SEAL BEACH : Council Seeks Ways to Expand Recycling

Share

The road to recycling for the city’s downtown area continues to be rocky as city officials wrestle with issues of scavenging and local alleyways that are unable to accommodate recycling trucks.

While most of the city’s trash collection was switched to recycling in February, 1994, the downtown area known as Old Town is still in need of a recycling program to help the city meet the California Integrated Waste Management Act requirements.

Seal Beach has yet to adopt a commercial recycling program for businesses throughout the city.

Advertisement

City Manager Jerry L. Bankston recommended a plan to council members a week ago, suggesting the use of 16-gallon bins or baskets for recyclable trash.

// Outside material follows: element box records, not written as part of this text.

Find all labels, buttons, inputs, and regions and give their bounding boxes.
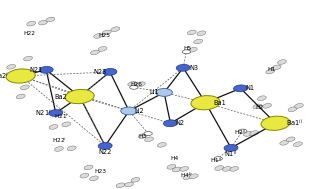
Text: H1$^{ii}$: H1$^{ii}$ (210, 156, 222, 165)
Text: N21: N21 (29, 67, 43, 73)
Text: H5: H5 (183, 46, 191, 51)
Text: Li1: Li1 (149, 89, 159, 95)
Ellipse shape (172, 167, 181, 172)
Text: Ba2: Ba2 (55, 94, 68, 100)
Ellipse shape (94, 34, 103, 38)
Ellipse shape (67, 146, 76, 151)
Ellipse shape (16, 94, 25, 99)
Text: H23: H23 (94, 169, 106, 174)
Ellipse shape (98, 46, 107, 51)
Ellipse shape (278, 60, 286, 64)
Ellipse shape (188, 30, 196, 35)
Text: H2: H2 (255, 105, 264, 110)
Ellipse shape (80, 173, 89, 178)
Ellipse shape (167, 164, 176, 169)
Ellipse shape (157, 143, 166, 147)
Ellipse shape (131, 177, 140, 182)
Text: H1: H1 (267, 67, 276, 72)
Ellipse shape (6, 69, 35, 83)
Ellipse shape (144, 132, 152, 136)
Ellipse shape (39, 66, 53, 73)
Ellipse shape (234, 85, 248, 92)
Text: H4: H4 (171, 156, 179, 161)
Ellipse shape (116, 183, 125, 188)
Text: N1: N1 (246, 85, 254, 91)
Ellipse shape (243, 132, 252, 136)
Text: Ba1: Ba1 (214, 100, 226, 106)
Ellipse shape (49, 125, 58, 129)
Ellipse shape (180, 167, 188, 171)
Ellipse shape (222, 167, 231, 171)
Ellipse shape (294, 103, 303, 108)
Ellipse shape (272, 65, 281, 70)
Text: H22$^i$: H22$^i$ (52, 136, 67, 145)
Ellipse shape (197, 31, 206, 36)
Text: H2$^{ii}$: H2$^{ii}$ (234, 127, 247, 136)
Text: H3: H3 (139, 134, 147, 139)
Ellipse shape (121, 107, 137, 115)
Ellipse shape (55, 147, 63, 151)
Ellipse shape (266, 69, 275, 74)
Ellipse shape (156, 88, 172, 96)
Ellipse shape (288, 107, 297, 112)
Ellipse shape (24, 56, 32, 61)
Text: N1$^{ii}$: N1$^{ii}$ (224, 148, 238, 160)
Ellipse shape (230, 167, 239, 171)
Text: N22: N22 (98, 149, 112, 155)
Ellipse shape (84, 165, 93, 170)
Ellipse shape (46, 17, 55, 22)
Text: Ba2$^i$: Ba2$^i$ (0, 70, 9, 82)
Ellipse shape (62, 122, 71, 127)
Ellipse shape (39, 20, 47, 25)
Ellipse shape (224, 145, 238, 151)
Ellipse shape (27, 21, 36, 26)
Text: H21$^i$: H21$^i$ (54, 112, 69, 121)
Ellipse shape (49, 110, 63, 116)
Ellipse shape (111, 27, 120, 32)
Ellipse shape (214, 157, 222, 160)
Ellipse shape (65, 89, 94, 104)
Ellipse shape (102, 30, 111, 35)
Ellipse shape (98, 143, 112, 149)
Ellipse shape (103, 68, 117, 75)
Text: H22: H22 (23, 31, 35, 36)
Ellipse shape (183, 175, 192, 179)
Ellipse shape (136, 82, 145, 87)
Ellipse shape (189, 174, 198, 179)
Text: H25: H25 (98, 33, 110, 38)
Ellipse shape (191, 96, 220, 110)
Ellipse shape (176, 64, 190, 71)
Text: N3: N3 (189, 65, 198, 71)
Text: N21$^i$: N21$^i$ (35, 107, 52, 119)
Ellipse shape (286, 137, 295, 142)
Ellipse shape (91, 50, 99, 55)
Ellipse shape (128, 81, 137, 86)
Ellipse shape (7, 64, 16, 69)
Ellipse shape (138, 134, 147, 138)
Ellipse shape (163, 120, 177, 127)
Ellipse shape (20, 85, 29, 90)
Ellipse shape (188, 47, 197, 52)
Ellipse shape (261, 116, 290, 130)
Text: N2: N2 (176, 120, 185, 126)
Ellipse shape (215, 166, 224, 170)
Ellipse shape (194, 39, 202, 44)
Text: Li2: Li2 (134, 108, 144, 114)
Ellipse shape (250, 131, 259, 136)
Ellipse shape (182, 50, 190, 54)
Ellipse shape (263, 103, 271, 108)
Ellipse shape (124, 182, 134, 187)
Ellipse shape (239, 129, 247, 133)
Text: H26: H26 (130, 82, 142, 87)
Ellipse shape (257, 96, 266, 101)
Ellipse shape (293, 142, 302, 146)
Ellipse shape (253, 104, 262, 109)
Ellipse shape (145, 137, 153, 142)
Text: Ba1$^{ii}$: Ba1$^{ii}$ (286, 118, 304, 129)
Ellipse shape (130, 85, 138, 89)
Text: H4$^b$: H4$^b$ (180, 170, 193, 180)
Ellipse shape (280, 140, 289, 145)
Text: N23: N23 (93, 69, 106, 75)
Ellipse shape (90, 176, 98, 181)
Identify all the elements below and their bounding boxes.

But Councilwoman Gwen Forsythe said the baskets would provide a field day for scavengers who seek out trash for cash.

“I think you will lose your containers,” Forsythe said. “If we go to the separate containers in the alleys--it’s shopping time.”

The state law requires all California cities to implement a plan for a 50% reduction in solid waste by the year 2000.

Any plan developed for the tight spaces of the downtown business areas and residential alleys will have to be “flexible,” Bankston said, offering merchants a choice of alternative recycling methods.

Mayor George Brown said no recycling plan will be immune to scavenging.

“If we get into a recycling program, this city is going to reap great benefits,” Brown said, “even though they scavenge part of it.”